CUHK Professor Dennis Lo Named ‘Thomson Reuters Citation Laureate’, an Honour Considered as an Index to Predict Nobel Prize Winners
Prof. Dennis Yuk-ming LO from the Faculty of Medicine at The Chinese University of Hong Kong (CUHK) has been named this year’s ‘Thomson Reuters Citation Laureate – Chemistry’ for his achievement in detecting cell-free fetal DNA in maternal plasma, cited as a revolution in non-invasive prenatal testing. The honour came two days after he clinched the Future Science Prize – Life Science Prize, seen as China’s Nobel Prize, for the same contribution. The annual Citation Laueates study, launched by the Intellectual Property and Science arm of Thomson Reuters, identifies the most influential science researchers who are considered as potential winners of the Nobel Prize in the near future.
According to scientific research citation data on the platform Web of ScienceTM, 14 research papers that Prof. LO published on non-invasive prenatal diagnosis have been cited over 6,000 times since 1997. He ranks in the top 0.1% by citations in his research area worldwide in the same database. His paper1 published on Lancet in 1997 alone has been cited over 1,000 times.
Intellectual Property and Science Business of Thomson Reuters believes the higher the number of citations of a research paper, the greater the significance of the study, and resulting in a higher chance of obtaining an honour such as a Nobel Prize.
In regard to the honours received on non-invasive prenatal testing, Prof. LO expressed his gratitude, ‘On behalf of my team, I would like to express our sincere appreciation of the recognitions of our research. We shall continue to strive to push forward the field of molecular diagnosis. We hope to further enhance the accuracy and broaden the applications of non-invasive prenatal testing and cancer detection.’
Prof. LO is the Associate Dean (Research) of the Faculty of Medicine at CUHK, Chairman of the Department of Chemical Pathology and Director of the Li Ka Shing Institute of Health Sciences. Joined CUHK in 1997, he discovered the presence of cell-free fetal DNA in maternal plasma in the same year. He and his colleagues are instrumental in making non-invasive DNA-based prenatal testing a clinical reality. His team has developed a Down syndrome test that has been adopted in over 90 countries and has been used by millions of pregnant women. With the use of massively parallel sequencing and the development of novel bioinformatics strategies, Prof. Lo’s group succeeded in deciphering the world’s first non-invasive fetal genome. These scientific achievements have laid the foundation for developing non-invasive prenatal diagnostic tests for multiple genetic diseases. Prof. Lo is now applying a similar approach to develop novel screening tests for multiple types of cancers.
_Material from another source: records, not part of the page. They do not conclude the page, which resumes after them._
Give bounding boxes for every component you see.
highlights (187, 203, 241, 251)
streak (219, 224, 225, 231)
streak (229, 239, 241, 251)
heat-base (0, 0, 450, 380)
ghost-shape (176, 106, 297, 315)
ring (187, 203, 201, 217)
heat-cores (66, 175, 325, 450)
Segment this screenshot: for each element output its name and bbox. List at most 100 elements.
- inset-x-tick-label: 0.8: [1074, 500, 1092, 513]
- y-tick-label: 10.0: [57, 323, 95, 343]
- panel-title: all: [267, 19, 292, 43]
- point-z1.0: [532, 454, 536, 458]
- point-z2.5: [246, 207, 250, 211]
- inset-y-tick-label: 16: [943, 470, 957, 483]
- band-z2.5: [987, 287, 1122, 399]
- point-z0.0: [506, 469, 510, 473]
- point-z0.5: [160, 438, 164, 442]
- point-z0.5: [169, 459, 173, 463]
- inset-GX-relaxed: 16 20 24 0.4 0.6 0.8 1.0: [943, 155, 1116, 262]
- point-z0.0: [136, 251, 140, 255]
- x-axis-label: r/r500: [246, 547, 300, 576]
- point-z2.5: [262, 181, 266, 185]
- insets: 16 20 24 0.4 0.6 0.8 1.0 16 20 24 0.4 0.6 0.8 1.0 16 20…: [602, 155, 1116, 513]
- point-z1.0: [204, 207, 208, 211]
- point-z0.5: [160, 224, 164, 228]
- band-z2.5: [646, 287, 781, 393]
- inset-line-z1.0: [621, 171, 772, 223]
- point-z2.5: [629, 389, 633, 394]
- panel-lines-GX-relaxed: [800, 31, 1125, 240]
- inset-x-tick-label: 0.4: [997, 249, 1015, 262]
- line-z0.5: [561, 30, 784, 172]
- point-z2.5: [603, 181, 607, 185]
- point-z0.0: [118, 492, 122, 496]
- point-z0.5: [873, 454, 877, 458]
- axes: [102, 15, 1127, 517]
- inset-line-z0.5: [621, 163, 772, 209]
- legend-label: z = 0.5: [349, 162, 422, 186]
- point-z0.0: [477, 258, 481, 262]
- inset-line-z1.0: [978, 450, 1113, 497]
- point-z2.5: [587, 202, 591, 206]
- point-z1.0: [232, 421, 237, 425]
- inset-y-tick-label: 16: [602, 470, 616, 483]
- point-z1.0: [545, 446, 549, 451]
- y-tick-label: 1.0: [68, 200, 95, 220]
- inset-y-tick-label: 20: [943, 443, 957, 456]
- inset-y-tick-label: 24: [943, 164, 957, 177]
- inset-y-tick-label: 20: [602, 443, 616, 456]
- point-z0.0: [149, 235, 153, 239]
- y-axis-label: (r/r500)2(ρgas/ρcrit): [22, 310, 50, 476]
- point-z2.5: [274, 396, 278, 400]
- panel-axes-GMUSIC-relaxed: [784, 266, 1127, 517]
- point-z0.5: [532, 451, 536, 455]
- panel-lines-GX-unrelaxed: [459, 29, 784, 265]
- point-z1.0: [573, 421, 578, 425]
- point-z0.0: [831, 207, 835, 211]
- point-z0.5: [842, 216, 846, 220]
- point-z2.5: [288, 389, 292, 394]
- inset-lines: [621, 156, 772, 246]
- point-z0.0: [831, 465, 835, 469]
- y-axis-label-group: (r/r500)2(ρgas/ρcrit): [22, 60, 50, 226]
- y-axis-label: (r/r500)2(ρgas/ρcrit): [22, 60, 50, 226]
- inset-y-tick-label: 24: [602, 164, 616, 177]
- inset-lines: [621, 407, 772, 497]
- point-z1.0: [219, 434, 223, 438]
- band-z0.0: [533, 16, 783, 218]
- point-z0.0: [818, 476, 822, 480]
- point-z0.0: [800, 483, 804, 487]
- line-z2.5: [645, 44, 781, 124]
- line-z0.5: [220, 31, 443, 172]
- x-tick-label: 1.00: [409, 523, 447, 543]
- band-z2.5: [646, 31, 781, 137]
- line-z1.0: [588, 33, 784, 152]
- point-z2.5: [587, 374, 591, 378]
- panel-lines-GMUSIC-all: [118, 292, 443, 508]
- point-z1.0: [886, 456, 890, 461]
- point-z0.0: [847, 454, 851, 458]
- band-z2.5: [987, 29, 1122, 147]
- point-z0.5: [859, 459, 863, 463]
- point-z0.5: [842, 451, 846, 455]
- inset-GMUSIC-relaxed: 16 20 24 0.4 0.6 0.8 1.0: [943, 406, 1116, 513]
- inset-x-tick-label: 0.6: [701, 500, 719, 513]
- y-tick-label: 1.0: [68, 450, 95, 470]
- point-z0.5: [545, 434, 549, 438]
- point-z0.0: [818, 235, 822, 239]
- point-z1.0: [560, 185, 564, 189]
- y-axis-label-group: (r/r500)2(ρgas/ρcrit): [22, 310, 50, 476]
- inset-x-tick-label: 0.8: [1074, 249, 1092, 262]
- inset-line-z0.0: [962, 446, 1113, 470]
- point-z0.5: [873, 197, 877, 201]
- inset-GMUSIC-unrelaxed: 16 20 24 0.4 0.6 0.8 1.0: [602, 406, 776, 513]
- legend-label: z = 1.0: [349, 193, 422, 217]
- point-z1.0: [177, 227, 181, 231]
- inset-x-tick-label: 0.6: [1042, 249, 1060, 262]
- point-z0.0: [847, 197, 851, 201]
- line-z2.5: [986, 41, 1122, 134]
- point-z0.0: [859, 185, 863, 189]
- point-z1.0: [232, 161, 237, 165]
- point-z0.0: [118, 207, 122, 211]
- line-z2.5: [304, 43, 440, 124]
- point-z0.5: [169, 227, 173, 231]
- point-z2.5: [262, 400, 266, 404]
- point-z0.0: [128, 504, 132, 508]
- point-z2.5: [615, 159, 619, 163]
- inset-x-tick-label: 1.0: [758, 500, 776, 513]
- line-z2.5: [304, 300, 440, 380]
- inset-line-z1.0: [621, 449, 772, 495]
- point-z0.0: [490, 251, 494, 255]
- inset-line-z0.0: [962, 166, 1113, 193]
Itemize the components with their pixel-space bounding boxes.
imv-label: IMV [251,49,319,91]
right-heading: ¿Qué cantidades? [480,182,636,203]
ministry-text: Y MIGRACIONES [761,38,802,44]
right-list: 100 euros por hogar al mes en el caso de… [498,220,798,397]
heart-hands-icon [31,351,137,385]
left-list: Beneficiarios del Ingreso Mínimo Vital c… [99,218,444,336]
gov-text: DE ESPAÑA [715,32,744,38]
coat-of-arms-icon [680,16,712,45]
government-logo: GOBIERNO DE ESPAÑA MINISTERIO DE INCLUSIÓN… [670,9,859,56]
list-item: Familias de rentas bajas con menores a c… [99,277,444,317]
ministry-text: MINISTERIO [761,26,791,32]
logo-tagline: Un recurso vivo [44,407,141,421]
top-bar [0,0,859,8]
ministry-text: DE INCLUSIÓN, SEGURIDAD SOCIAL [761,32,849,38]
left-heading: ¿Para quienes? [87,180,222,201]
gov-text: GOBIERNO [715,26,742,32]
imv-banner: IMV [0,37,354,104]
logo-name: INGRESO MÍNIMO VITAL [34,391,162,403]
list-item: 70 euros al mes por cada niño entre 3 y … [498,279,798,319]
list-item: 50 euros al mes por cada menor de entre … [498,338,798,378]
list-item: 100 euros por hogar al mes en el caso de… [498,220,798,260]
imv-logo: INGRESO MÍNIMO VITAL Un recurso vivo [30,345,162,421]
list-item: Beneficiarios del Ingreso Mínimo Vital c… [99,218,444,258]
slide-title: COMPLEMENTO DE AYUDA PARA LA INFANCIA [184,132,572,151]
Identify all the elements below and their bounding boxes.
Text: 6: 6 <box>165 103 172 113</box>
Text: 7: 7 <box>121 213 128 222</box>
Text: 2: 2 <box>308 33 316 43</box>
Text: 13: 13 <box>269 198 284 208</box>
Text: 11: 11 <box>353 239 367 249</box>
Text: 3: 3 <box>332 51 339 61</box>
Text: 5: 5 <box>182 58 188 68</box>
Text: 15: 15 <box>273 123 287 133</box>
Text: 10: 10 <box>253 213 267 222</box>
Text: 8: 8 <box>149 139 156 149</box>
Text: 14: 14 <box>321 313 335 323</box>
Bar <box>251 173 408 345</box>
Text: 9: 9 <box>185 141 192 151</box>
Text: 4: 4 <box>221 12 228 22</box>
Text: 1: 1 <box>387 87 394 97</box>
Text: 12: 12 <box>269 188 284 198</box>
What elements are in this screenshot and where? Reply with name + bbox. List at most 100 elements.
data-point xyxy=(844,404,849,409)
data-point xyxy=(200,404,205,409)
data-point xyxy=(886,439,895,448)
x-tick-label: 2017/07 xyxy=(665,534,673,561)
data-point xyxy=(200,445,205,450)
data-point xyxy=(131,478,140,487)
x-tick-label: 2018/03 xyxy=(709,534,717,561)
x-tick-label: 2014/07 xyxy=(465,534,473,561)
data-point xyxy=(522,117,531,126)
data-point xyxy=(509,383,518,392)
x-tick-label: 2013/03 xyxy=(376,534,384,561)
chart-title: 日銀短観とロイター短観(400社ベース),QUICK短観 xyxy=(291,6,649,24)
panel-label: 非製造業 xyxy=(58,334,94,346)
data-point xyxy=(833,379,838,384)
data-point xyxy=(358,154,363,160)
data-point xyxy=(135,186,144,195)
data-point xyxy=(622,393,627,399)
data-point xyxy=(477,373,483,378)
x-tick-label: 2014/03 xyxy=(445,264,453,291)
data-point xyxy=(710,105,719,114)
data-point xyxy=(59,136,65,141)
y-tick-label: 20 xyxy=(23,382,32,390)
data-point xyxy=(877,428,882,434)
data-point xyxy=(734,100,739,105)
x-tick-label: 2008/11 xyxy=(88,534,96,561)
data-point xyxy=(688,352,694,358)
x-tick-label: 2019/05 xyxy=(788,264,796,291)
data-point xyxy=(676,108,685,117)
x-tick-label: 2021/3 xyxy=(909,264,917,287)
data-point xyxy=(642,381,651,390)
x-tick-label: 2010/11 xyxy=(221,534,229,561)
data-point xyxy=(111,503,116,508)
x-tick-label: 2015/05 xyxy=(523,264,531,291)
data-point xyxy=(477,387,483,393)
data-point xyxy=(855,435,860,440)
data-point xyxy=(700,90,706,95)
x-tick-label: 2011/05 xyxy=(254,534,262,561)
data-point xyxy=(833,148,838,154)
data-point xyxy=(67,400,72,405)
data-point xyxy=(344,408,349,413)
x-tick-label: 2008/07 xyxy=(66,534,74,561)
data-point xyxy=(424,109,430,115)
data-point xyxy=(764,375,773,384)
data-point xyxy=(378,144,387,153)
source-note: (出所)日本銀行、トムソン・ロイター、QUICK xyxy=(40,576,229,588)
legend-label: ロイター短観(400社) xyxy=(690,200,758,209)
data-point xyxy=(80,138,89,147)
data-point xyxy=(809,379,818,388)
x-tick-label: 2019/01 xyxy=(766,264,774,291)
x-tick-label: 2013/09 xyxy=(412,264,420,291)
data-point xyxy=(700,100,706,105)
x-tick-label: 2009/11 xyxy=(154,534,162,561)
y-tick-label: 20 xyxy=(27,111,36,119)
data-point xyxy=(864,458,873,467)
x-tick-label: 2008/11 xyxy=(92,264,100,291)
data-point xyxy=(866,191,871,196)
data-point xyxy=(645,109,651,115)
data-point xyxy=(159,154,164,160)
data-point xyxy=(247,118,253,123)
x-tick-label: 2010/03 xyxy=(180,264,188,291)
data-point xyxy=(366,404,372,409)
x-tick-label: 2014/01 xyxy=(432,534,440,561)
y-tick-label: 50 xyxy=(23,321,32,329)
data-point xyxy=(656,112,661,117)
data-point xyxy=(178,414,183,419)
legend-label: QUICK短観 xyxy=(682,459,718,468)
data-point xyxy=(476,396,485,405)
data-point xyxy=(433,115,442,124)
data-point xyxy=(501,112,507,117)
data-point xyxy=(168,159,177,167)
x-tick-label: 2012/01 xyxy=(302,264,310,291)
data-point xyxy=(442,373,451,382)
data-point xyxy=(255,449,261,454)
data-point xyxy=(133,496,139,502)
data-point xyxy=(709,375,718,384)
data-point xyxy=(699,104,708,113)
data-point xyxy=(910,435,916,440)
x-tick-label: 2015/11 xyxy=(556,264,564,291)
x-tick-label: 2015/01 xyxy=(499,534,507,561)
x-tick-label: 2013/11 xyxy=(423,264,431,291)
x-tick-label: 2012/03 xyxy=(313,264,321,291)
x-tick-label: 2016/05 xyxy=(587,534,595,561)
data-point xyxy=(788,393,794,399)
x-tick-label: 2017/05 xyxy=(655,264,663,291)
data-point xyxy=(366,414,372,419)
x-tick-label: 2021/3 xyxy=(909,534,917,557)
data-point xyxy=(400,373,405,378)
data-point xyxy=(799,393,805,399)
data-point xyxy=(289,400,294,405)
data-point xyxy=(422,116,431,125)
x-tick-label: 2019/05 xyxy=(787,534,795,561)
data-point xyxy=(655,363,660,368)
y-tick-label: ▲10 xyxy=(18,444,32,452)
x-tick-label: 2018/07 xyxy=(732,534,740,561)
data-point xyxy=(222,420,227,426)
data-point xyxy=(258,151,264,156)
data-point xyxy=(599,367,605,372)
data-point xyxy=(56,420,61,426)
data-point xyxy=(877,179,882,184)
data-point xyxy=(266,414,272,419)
In recognition of his work, Prof. LO has received numerous awards, including the 2005 State Natural Science Award from the State Council of China, the 2006 International Federation of Clinical Chemistry and Laboratory Medicine (IFCC) – Abbott Award for Outstanding Contribution to Molecular Diagnostics, the 2006 US National Academy of Clinical Biochemistry Distinguished Scientist Award, the 2006 Croucher Senior Medical Research Fellowship, the 2007 AACC Sigi Ziering Award, the 2012 AACC-NACB Award for Outstanding Contributions To Clinical Chemistry in a Selected Area of Research, Fulbright Distinguished Scholar 2009 and the 2014 King Faisal International Prize for Medicine. He was elected as a Fellow of the Royal Society in 2011, as a Foreign Associate of the US National Academy of Sciences in 2013 and as a Founding Member of the Academy of Sciences of Hong Kong. Last year, he became the First Chinese Honoured with AACC Wallace H. Coulter Lectureship Award. A couple of days ago he was presented the Future Science Prize – Life Science Prize, regarded by many as the Chinese version of a Nobel Prize.
About Thomson Reuters Citation Laureates
Since the year 2002, the annual Citation Laureates, organised by Thomson Reuters, uses scientific citation data to predict Nobel Prize honorees. The approach mines scientific research citations within their global search and discovery platform Web of ScienceTM, and identifies highly cited papersto identify the most influential researchers in chemistry, physics, physiology or medicine, and economics. For detailed information, visit StateOfInnovation.com.
1Lo, Y. M. D., et al. (1997). Presence of fetal DNA in maternal plasma and serum. Lancet, 350(9076), 485-487.